Rodriguez said the potential DACA repeal prompted the organization host a public forum. 

“No one knows what can be done on his or her own,” Rodriguez said. “Students are not in a position of power and we don’t know which direction to take in order to help DACA recipients. LCA is our way of coming to collective action and get tangible results. 

Anthropology junior Ilse Colchado, director of community development of LCA, said she liked the intimacy that allowed Latinos to share their narratives and fears during the meeting. 

“You see Latino problems portrayed in media but no one is really comfortable with talking about them in person at UT,” Colchado said. “Latinos are represented in the way that UT wants us to be represented.

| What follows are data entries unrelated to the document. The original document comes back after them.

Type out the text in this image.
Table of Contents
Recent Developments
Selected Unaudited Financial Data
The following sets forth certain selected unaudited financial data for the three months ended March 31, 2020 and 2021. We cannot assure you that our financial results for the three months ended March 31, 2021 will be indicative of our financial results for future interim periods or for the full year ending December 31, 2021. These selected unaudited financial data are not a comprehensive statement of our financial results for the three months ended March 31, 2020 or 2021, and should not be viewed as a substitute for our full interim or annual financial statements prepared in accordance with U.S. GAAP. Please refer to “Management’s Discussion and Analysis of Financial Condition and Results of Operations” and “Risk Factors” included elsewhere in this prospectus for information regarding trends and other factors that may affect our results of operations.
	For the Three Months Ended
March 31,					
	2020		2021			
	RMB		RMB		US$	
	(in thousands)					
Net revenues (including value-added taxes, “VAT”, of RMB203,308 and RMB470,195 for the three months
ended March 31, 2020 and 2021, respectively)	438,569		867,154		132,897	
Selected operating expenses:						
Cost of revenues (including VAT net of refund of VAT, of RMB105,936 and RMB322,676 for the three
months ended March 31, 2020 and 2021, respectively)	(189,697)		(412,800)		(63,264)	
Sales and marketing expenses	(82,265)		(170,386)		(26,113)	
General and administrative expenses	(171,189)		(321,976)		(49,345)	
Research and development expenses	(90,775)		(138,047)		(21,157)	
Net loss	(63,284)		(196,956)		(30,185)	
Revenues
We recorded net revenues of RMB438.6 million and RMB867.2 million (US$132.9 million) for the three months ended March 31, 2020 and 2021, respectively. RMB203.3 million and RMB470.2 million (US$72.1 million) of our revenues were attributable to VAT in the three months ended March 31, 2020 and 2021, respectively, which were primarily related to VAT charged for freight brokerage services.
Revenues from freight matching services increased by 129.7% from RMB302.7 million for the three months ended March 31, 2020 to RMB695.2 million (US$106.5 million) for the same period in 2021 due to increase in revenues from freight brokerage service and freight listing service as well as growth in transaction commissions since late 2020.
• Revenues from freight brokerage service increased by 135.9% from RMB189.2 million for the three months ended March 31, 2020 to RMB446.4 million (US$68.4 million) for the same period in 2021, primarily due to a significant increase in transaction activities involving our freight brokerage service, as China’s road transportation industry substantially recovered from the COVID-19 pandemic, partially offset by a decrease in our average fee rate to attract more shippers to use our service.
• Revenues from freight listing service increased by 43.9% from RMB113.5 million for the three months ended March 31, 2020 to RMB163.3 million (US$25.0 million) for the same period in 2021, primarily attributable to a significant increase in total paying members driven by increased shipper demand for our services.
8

The administration is reluctant to talk about us, (and) that’s where we come in.”

Colchado also said it was unusual to see representatives from other organizations, including UT Sanctuary, Greek life and the International Socialist Organization, all in one place.

“To me, it’s a success to see engagement and hearing different voices from the Latino community. At the end of the day I’m happy that we had diverse input,” Colchado said. 

Computer engineering senior Jose Camacho said he attended the town hall meeting because he needed a channel to support Latino students and faculty.

“We need a way to protect our undocumented Latino brothers,” Camacho said. “We need to collectively come together, whether it be protesting, emailing or just addressing the problem.”

Camacho said student organizations such as LCA are important to solving Latino-related political issues.

“UT is not a bubble away from real life,” Camacho said. “There is racism here, and not just from someone else’s perspective. It’s everyday life.”